Supabase Auth

You can implement various types of auth:

• Standard Supabase Auth

  • JavaScript example

  • Dart/Flutter example

  • Kotlin example

• Anonymous Sign-Ins

  • JavaScript Example

• Fully custom auth

  • Example

• Experimental: We’ve also heard from the community that Supabase’s newly released support for external auth providers works, but we don’t have any examples for this yet.

​

Enabling Supabase Auth

To implement either Supabase Auth or Anonymous Sign-Ins, enable the relevant setting on the PowerSync instance, and provide your Supabase JWT Secret. Internally, this setting allows PowerSync to verify and use Supabase JWTs directly using HS256 and the provided secret.

​

PowerSync Cloud instances:

1. In the PowerSync Dashboard, right-click on your instance to edit it.

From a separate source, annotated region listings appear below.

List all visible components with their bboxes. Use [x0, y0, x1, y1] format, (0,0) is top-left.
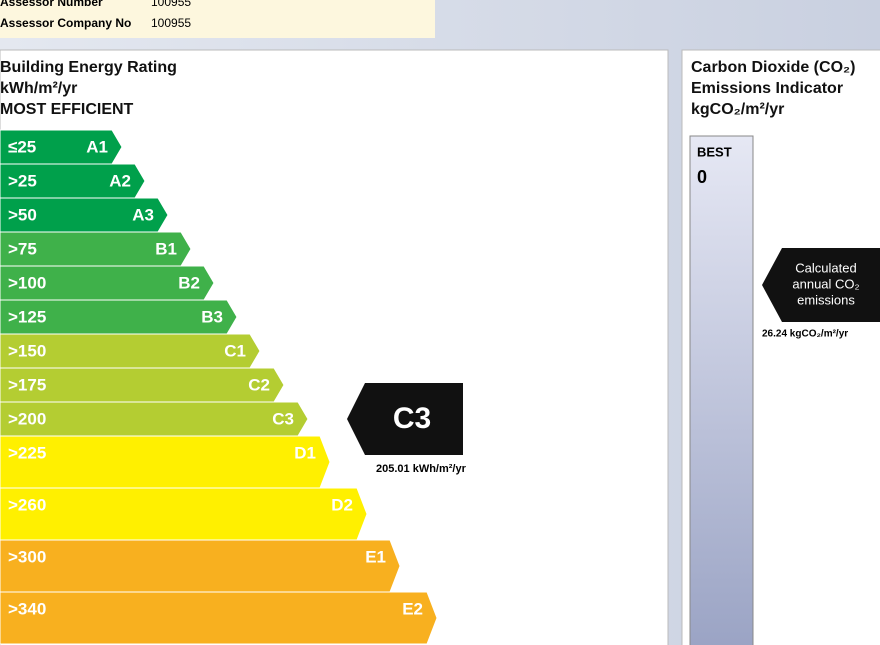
assessor-number-label: Assessor Number: [0, 0, 103, 9]
band-grade: B1: [155, 239, 177, 258]
band: [0, 539, 401, 593]
band-range: >25: [8, 171, 37, 190]
ber-unit: kWh/m²/yr: [0, 80, 77, 97]
band: [0, 197, 169, 233]
rating: C3: [393, 402, 431, 435]
band-grade: C1: [224, 341, 246, 360]
band-range: >260: [8, 495, 46, 514]
band: [0, 435, 331, 489]
band: [0, 129, 123, 165]
co2-title-1: Carbon Dioxide (CO₂): [691, 59, 855, 76]
band-grade: C3: [272, 409, 294, 428]
band-grade: D1: [294, 443, 316, 462]
band: [0, 367, 285, 403]
band-range: >300: [8, 547, 46, 566]
co2-arrow-3: emissions: [797, 292, 855, 307]
ber-title: Building Energy Rating: [0, 59, 177, 76]
band-grade: C2: [248, 375, 270, 394]
co2-arrow-2: annual CO₂: [792, 276, 859, 291]
band-range: >175: [8, 375, 46, 394]
band-grade: B2: [178, 273, 200, 292]
band: [0, 265, 215, 301]
band-range: >50: [8, 205, 37, 224]
assessor-number: 100955: [151, 0, 191, 9]
band: [0, 163, 146, 199]
band-range: >150: [8, 341, 46, 360]
band-range: ≤25: [8, 137, 36, 156]
co2-title-2: Emissions Indicator: [691, 80, 843, 97]
assessor-company-label: Assessor Company No: [0, 16, 131, 30]
co2-value: 26.24 kgCO₂/m²/yr: [762, 329, 848, 340]
assessor-company: 100955: [151, 16, 191, 30]
band: [0, 487, 368, 541]
rating-value: 205.01 kWh/m²/yr: [376, 463, 467, 475]
band: [0, 299, 238, 335]
band-grade: A2: [109, 171, 131, 190]
band-range: >75: [8, 239, 37, 258]
band: [0, 231, 192, 267]
band-range: >125: [8, 307, 46, 326]
co2-bar: [689, 135, 754, 645]
rating-arrow: [347, 383, 463, 455]
band-range: >340: [8, 599, 46, 618]
assessor-box: [0, 0, 435, 38]
co2-unit: kgCO₂/m²/yr: [691, 101, 784, 118]
band-range: >200: [8, 409, 46, 428]
band-range: >100: [8, 273, 46, 292]
band: [0, 333, 261, 369]
band-grade: D2: [331, 495, 353, 514]
band-grade: B3: [201, 307, 223, 326]
band-grade: E1: [365, 547, 386, 566]
co2-arrow: [762, 248, 880, 322]
co2-arrow-1: Calculated: [795, 260, 856, 275]
band: [0, 591, 438, 645]
band-grade: A3: [132, 205, 154, 224]
band-grade: A1: [86, 137, 108, 156]
band-grade: E2: [402, 599, 423, 618]
co2-best-value: 0: [697, 167, 707, 187]
band-range: >225: [8, 443, 46, 462]
band: [0, 401, 309, 437]
ber-subtitle: MOST EFFICIENT: [0, 101, 134, 118]
co2-best-label: BEST: [697, 144, 732, 159]
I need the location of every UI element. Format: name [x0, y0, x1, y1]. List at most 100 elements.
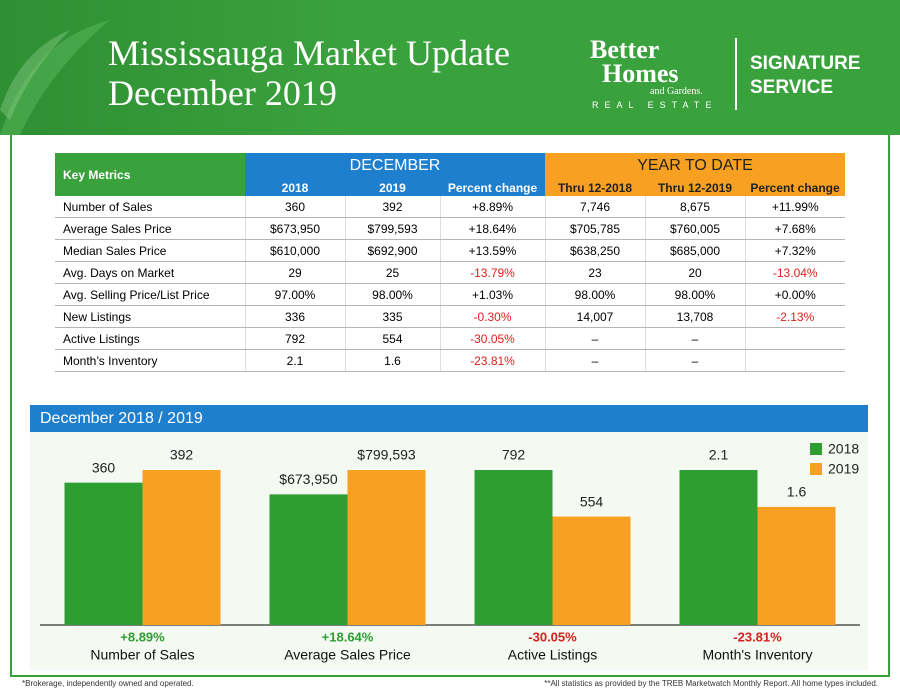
cell: +8.89%	[439, 196, 545, 218]
metric-name: New Listings	[55, 305, 245, 328]
cell: -13.79%	[439, 261, 545, 284]
change-label: +18.64%	[322, 629, 374, 644]
legend-swatch	[810, 443, 822, 455]
bar	[679, 470, 758, 625]
category-label: Active Listings	[508, 647, 597, 663]
logo-text: SERVICE	[750, 77, 834, 98]
cell: +7.68%	[744, 217, 845, 240]
cell: $685,000	[644, 239, 745, 262]
category-label: Number of Sales	[90, 647, 194, 663]
table-row: Avg. Days on Market 29 25 -13.79% 23 20 -13.04…	[55, 261, 845, 284]
bar	[552, 516, 631, 625]
cell: 792	[244, 327, 345, 350]
cell: $673,950	[244, 217, 345, 240]
column-header: 2018	[245, 179, 345, 196]
cell: 14,007	[544, 305, 645, 328]
cell: +13.59%	[439, 239, 545, 262]
cell: -23.81%	[439, 349, 545, 372]
cell: 1.6	[344, 349, 440, 372]
metrics-table: Key Metrics DECEMBER YEAR TO DATE 2018 20…	[55, 153, 845, 372]
cell: 8,675	[644, 196, 745, 218]
table-row: Active Listings 792 554 -30.05% – –	[55, 327, 845, 350]
cell: –	[644, 349, 745, 372]
cell: -13.04%	[744, 261, 845, 284]
divider	[735, 38, 737, 110]
cell: –	[644, 327, 745, 350]
value-label: 1.6	[787, 484, 807, 500]
cell: $692,900	[344, 239, 440, 262]
table-row: Avg. Selling Price/List Price 97.00% 98.00…	[55, 283, 845, 306]
table-row: Month’s Inventory 2.1 1.6 -23.81% – –	[55, 349, 845, 372]
cell: -30.05%	[439, 327, 545, 350]
logo-text: Homes	[602, 59, 679, 88]
group-header: DECEMBER	[245, 153, 545, 179]
header: Mississauga Market Update December 2019 …	[0, 0, 900, 135]
logo-text: REAL ESTATE	[592, 100, 718, 110]
cell: 336	[244, 305, 345, 328]
cell: +18.64%	[439, 217, 545, 240]
bar	[474, 470, 553, 625]
logo: Better Homes	[590, 37, 679, 88]
change-label: -30.05%	[528, 629, 577, 644]
cell: $799,593	[344, 217, 440, 240]
column-header: Percent change	[745, 179, 845, 196]
frame	[10, 135, 890, 677]
value-label: 392	[170, 447, 194, 463]
cell: $705,785	[544, 217, 645, 240]
value-label: 554	[580, 493, 604, 509]
table-row: Median Sales Price $610,000 $692,900 +13.59…	[55, 239, 845, 262]
category-label: Average Sales Price	[284, 647, 411, 663]
cell: –	[544, 349, 645, 372]
metric-name: Median Sales Price	[55, 239, 245, 262]
cell: 7,746	[544, 196, 645, 218]
cell: +11.99%	[744, 196, 845, 218]
table-row: Number of Sales 360 392 +8.89% 7,746 8,675 +11…	[55, 196, 845, 218]
cell: 392	[344, 196, 440, 218]
chart: 2018 2019 360 392 +8.89% Number of Sales $673,…	[30, 432, 868, 670]
category-label: Month's Inventory	[702, 647, 812, 663]
footnote: **All statistics as provided by the TREB…	[544, 679, 878, 688]
cell: $638,250	[544, 239, 645, 262]
chart-title: December 2018 / 2019	[30, 405, 868, 432]
cell: 335	[344, 305, 440, 328]
value-label: $673,950	[279, 471, 338, 487]
metric-name: Month’s Inventory	[55, 349, 245, 372]
cell: 554	[344, 327, 440, 350]
cell: $610,000	[244, 239, 345, 262]
column-header: Percent change	[440, 179, 545, 196]
cell	[744, 327, 845, 350]
bar	[757, 506, 836, 625]
metric-name: Avg. Selling Price/List Price	[55, 283, 245, 306]
metric-name: Number of Sales	[55, 196, 245, 218]
value-label: 2.1	[709, 447, 729, 463]
change-label: -23.81%	[733, 629, 782, 644]
cell: +7.32%	[744, 239, 845, 262]
title: Mississauga Market Update	[108, 33, 510, 73]
value-label: 792	[502, 447, 526, 463]
bar	[142, 470, 221, 625]
bar	[64, 482, 143, 625]
column-header: Thru 12-2019	[645, 179, 745, 196]
cell	[744, 349, 845, 372]
leaf-decoration	[0, 20, 110, 135]
cell: 25	[344, 261, 440, 284]
cell: 98.00%	[344, 283, 440, 306]
legend-label: 2018	[828, 441, 859, 457]
cell: +1.03%	[439, 283, 545, 306]
cell: 23	[544, 261, 645, 284]
logo-text: SIGNATURE	[750, 53, 861, 74]
cell: 98.00%	[544, 283, 645, 306]
cell: -0.30%	[439, 305, 545, 328]
logo-text: and Gardens.	[650, 86, 703, 97]
table-row: New Listings 336 335 -0.30% 14,007 13,708 -2.1…	[55, 305, 845, 328]
cell: 20	[644, 261, 745, 284]
cell: 360	[244, 196, 345, 218]
cell: 13,708	[644, 305, 745, 328]
bar	[269, 494, 348, 625]
column-header: Thru 12-2018	[545, 179, 645, 196]
cell: 98.00%	[644, 283, 745, 306]
cell: –	[544, 327, 645, 350]
cell: $760,005	[644, 217, 745, 240]
cell: -2.13%	[744, 305, 845, 328]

2. Under the “Client Auth” tab, enable “Use Supabase Auth” and enter your Supabase JWT Secret (the secret can be copied from your Supabase project’s API Settings):

3. Click “Save and deploy” to deploy the updates to your instance.

​

Self-hosted instances:

This can be enabled via your config.yaml:

client_auth:
  # Enable this if using Supabase Auth*
  supabase: true
  supabase_jwt_secret: your-jwt-secret

​

Sync Rules

The Supabase user UUID will be available as request.user_id() in Sync Rules. To use a different identifier as the user ID in sync rules (for example user email), use Custom authentication.